Jede Woche zeigt der unregulierte Kapitalmarkt eine noch hässlichere Fratze als in der Vorwoche. Kaum hatten die Staaten den Kollaps des Bankensystems halbwegs abgewendet, brechen die Devisenmärkte zusammen und mit ihnen die Aktienmärkte. Die ganz große Spekulation wird rückabgewickelt, der Carry-Trade. Die Weltwährungskrise ist nah!
Seit Jahren verschuldeten sich die Zocker immer stärker zu Minizinsen im japanischen Yen, nur um das so generierte Geld in Hochzinswährungen wie die isländische Krone, den ungarischen Forint oder den australischen Dollar zu transferieren. Viele Hedgefonds speisten mit dem Yen-Geld ihre Anlagen in den Aktienmärkten der aufstrebenden Länder oder Rohstoffen. Das Ergebnis: Erstens schwächte sich der Yen immer weiter ab, die anderen Währungen, auch der Euro, legten immer stärker zu. Zweitens haussierten die gekauften Aktien und Rohstoffe dramatisch. Das hatte nichts mit fundamentalen Daten zu tun, sondern war allein der Spekulation geschuldet.

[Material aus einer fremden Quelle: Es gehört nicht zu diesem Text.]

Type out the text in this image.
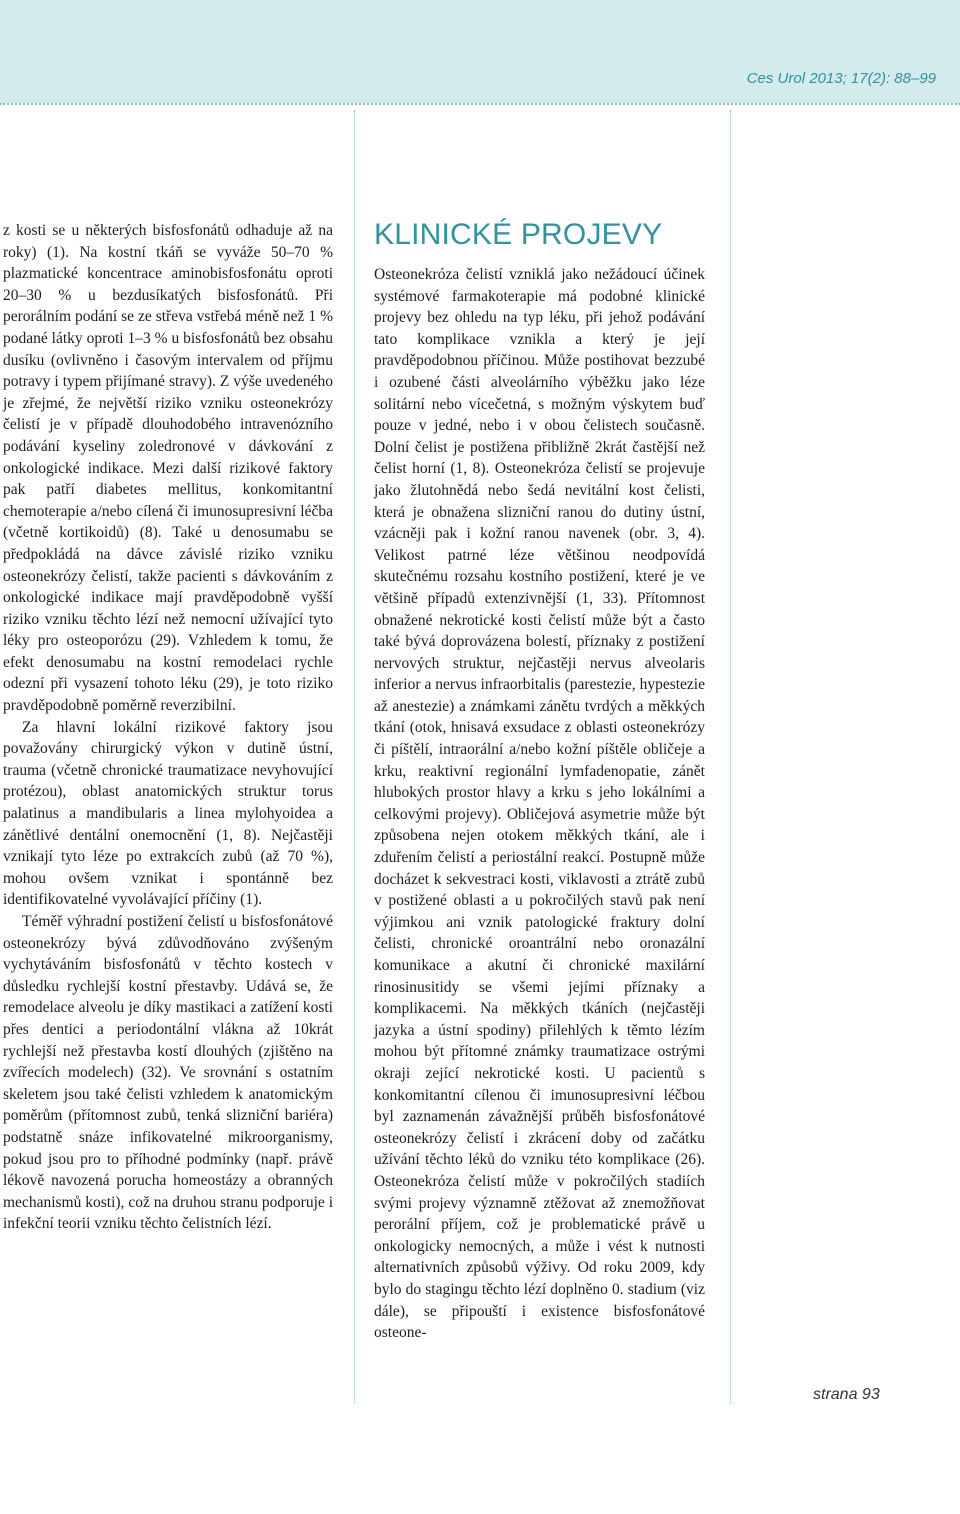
Ces Urol 2013; 17(2): 88–99

z kosti se u některých bisfosfonátů odhaduje až na roky) (1). Na kostní tkáň se vyváže 50–70 % plazmatické koncentrace aminobisfosfonátu oproti 20–30 % u bezdusíkatých bisfosfonátů. Při perorálním podání se ze střeva vstřebá méně než 1 % podané látky oproti 1–3 % u bisfosfonátů bez obsahu dusíku (ovlivněno i časovým intervalem od příjmu potravy i typem přijímané stravy). Z výše uvedeného je zřejmé, že největší riziko vzniku osteonekrózy čelistí je v případě dlouhodobého intravenózního podávání kyseliny zoledronové v dávkování z onkologické indikace. Mezi další rizikové faktory pak patří diabetes mellitus, konkomitantní chemoterapie a/nebo cílená či imunosupresivní léčba (včetně kortikoidů) (8). Také u denosumabu se předpokládá na dávce závislé riziko vzniku osteonekrózy čelistí, takže pacienti s dávkováním z onkologické indikace mají pravděpodobně vyšší riziko vzniku těchto lézí než nemocní užívající tyto léky pro osteoporózu (29). Vzhledem k tomu, že efekt denosumabu na kostní remodelaci rychle odezní při vysazení tohoto léku (29), je toto riziko pravděpodobně poměrně reverzibilní.

Za hlavní lokální rizikové faktory jsou považovány chirurgický výkon v dutině ústní, trauma (včetně chronické traumatizace nevyhovující protézou), oblast anatomických struktur torus palatinus a mandibularis a linea mylohyoidea a zánětlivé dentální onemocnění (1, 8). Nejčastěji vznikají tyto léze po extrakcích zubů (až 70 %), mohou ovšem vznikat i spontánně bez identifikovatelné vyvolávající příčiny (1).

Téměř výhradní postižení čelistí u bisfosfonátové osteonekrózy bývá zdůvodňováno zvýšeným vychytáváním bisfosfonátů v těchto kostech v důsledku rychlejší kostní přestavby. Udává se, že remodelace alveolu je díky mastikaci a zatížení kosti přes dentici a periodontální vlákna až 10krát rychlejší než přestavba kostí dlouhých (zjištěno na zvířecích modelech) (32). Ve srovnání s ostatním skeletem jsou také čelisti vzhledem k anatomickým poměrům (přítomnost zubů, tenká slizniční bariéra) podstatně snáze infikovatelné mikroorganismy, pokud jsou pro to příhodné podmínky (např. právě lékově navozená porucha homeostázy a obranných mechanismů kosti), což na druhou stranu podporuje i infekční teorii vzniku těchto čelistních lézí.

KLINICKÉ PROJEVY

Osteonekróza čelistí vzniklá jako nežádoucí účinek systémové farmakoterapie má podobné klinické projevy bez ohledu na typ léku, při jehož podávání tato komplikace vznikla a který je její pravděpodobnou příčinou. Může postihovat bezzubé i ozubené části alveolárního výběžku jako léze solitární nebo vícečetná, s možným výskytem buď pouze v jedné, nebo i v obou čelistech současně. Dolní čelist je postižena přibližně 2krát častější než čelist horní (1, 8). Osteonekróza čelistí se projevuje jako žlutohnědá nebo šedá nevitální kost čelisti, která je obnažena slizniční ranou do dutiny ústní, vzácněji pak i kožní ranou navenek (obr. 3, 4). Velikost patrné léze většinou neodpovídá skutečnému rozsahu kostního postižení, které je ve většině případů extenzivnější (1, 33). Přítomnost obnažené nekrotické kosti čelistí může být a často také bývá doprovázena bolestí, příznaky z postižení nervových struktur, nejčastěji nervus alveolaris inferior a nervus infraorbitalis (parestezie, hypestezie až anestezie) a známkami zánětu tvrdých a měkkých tkání (otok, hnisavá exsudace z oblasti osteonekrózy či píštělí, intraorální a/nebo kožní píštěle obličeje a krku, reaktivní regionální lymfadenopatie, zánět hlubokých prostor hlavy a krku s jeho lokálními a celkovými projevy). Obličejová asymetrie může být způsobena nejen otokem měkkých tkání, ale i zduřením čelistí a periostální reakcí. Postupně může docházet k sekvestraci kosti, viklavosti a ztrátě zubů v postižené oblasti a u pokročilých stavů pak není výjimkou ani vznik patologické fraktury dolní čelisti, chronické oroantrální nebo oronazální komunikace a akutní či chronické maxilární rinosinusitidy se všemi jejími příznaky a komplikacemi. Na měkkých tkáních (nejčastěji jazyka a ústní spodiny) přilehlých k těmto lézím mohou být přítomné známky traumatizace ostrými okraji zející nekrotické kosti. U pacientů s konkomitantní cílenou či imunosupresivní léčbou byl zaznamenán závažnější průběh bisfosfonátové osteonekrózy čelistí i zkrácení doby od začátku užívání těchto léků do vzniku této komplikace (26). Osteonekróza čelistí může v pokročilých stadiích svými projevy významně ztěžovat až znemožňovat perorální příjem, což je problematické právě u onkologicky nemocných, a může i vést k nutnosti alternativních způsobů výživy. Od roku 2009, kdy bylo do stagingu těchto lézí doplněno 0. stadium (viz dále), se připouští i existence bisfosfonátové osteone-

strana 93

Doch seit ein paar Wochen geht das Spiel anders herum. Es hat sich in den vergangenen Tagen extrem beschleunigt. Die Zocker müssen ihre Positionen schließen und reißen die Hochzinswährungen, die Aktien und selbst manche Staaten in den Abgrund.
Alles geht so schnell, dass erneut Kettenreaktionen ausgelöst werden. Kettenreaktionen, die die Kernschmelze des kapitalistischen Systems wieder wahrscheinlicher machen. Die Milliarden, die es braucht, um Osteuropa, Asien und Lateinamerika gleichzeitig zu stabilisieren dürften locker an die Dimension der Rettungspakete für die Banken heranreichen.
Deshalb sind jetzt rasche und radikale Eingriffe die erste Pflicht. Der freie Devisenhandel muss verboten werden. Nur noch ein von den Notenbanken reguliertes Fixing sollte ein-, zweimal am Tag zur Aufrechterhaltung der realen Geldflüsse durchgeführt werde. Ähnliche Eingriffe müssen auch für die Börsen erwogen werden.
Langfristig ist an der Erkenntnis kein Vorbeikommen: Frei schwankende Wechselkurse auf unregulierten Märkten schaden dem System. Ein international koordiniertes Festwechselkurssystem à la Bretton Woods muss der erste Tagesordnungspunkt auf dem Weltfinanzgipfel sein.